Am Freitag, den 4. April 2025, um 19:30 Uhr gastiert der renommierte Pantomime-Künstler Wolfgang Fendt, bekannt als „Il Mimo“, erneut im Haus International Kempten. Aufgrund des großen Erfolges seiner letzten Vorstellung kehrt er mit seinem Programm „Il Mimo führt sich auf“ zurück.

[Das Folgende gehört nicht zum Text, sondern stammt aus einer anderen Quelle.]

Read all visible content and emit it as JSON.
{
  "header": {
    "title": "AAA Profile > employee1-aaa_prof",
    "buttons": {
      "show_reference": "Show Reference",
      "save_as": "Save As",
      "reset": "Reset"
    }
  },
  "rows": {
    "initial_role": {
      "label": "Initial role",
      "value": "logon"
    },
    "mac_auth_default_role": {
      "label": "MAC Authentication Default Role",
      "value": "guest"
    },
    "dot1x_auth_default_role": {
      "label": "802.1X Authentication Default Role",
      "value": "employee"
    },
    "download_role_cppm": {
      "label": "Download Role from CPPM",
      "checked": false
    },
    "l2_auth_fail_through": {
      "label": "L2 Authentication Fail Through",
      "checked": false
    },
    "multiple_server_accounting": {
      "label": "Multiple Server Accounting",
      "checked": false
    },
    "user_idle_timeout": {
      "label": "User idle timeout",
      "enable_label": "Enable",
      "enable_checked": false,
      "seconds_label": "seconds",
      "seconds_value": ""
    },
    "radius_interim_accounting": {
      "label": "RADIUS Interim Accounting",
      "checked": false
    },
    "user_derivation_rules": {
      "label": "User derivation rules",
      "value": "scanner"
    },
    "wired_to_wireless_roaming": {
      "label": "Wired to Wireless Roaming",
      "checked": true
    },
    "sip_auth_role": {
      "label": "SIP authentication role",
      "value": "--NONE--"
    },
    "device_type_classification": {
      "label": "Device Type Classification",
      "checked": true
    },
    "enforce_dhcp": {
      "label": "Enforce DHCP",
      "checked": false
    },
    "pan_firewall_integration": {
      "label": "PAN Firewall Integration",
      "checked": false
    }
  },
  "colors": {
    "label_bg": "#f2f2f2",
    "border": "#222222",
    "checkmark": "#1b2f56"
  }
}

Wolfgang Fendt zählt zu den herausragenden Pantomime-Künstlern Europas. Sein facettenreiches Spiel kombiniert beeindruckende Körperbeherrschung, Musikalität und tiefgründigen Humor. Die Presse lobt seine Auftritte als „zum Schreien komisch“, aber auch als „Sternstunden der Pantomime“. Neben seiner Bühnenkunst ist er als Dozent für Körpersprache, Buchautor und Schauspieler bekannt, unter anderem für seine Rolle im Kluftinger-Krimi „Seegrund“.
Veranstaltungsdetails
- Datum: 4. April 2025
- Uhrzeit: 19:30 Uhr
- Ort: Haus International Kempten
- Eintritt: 16 €
Der Abend verspricht ein außergewöhnliches Theatererlebnis – humorvoll, bewegend und wortlos eindrucksvoll.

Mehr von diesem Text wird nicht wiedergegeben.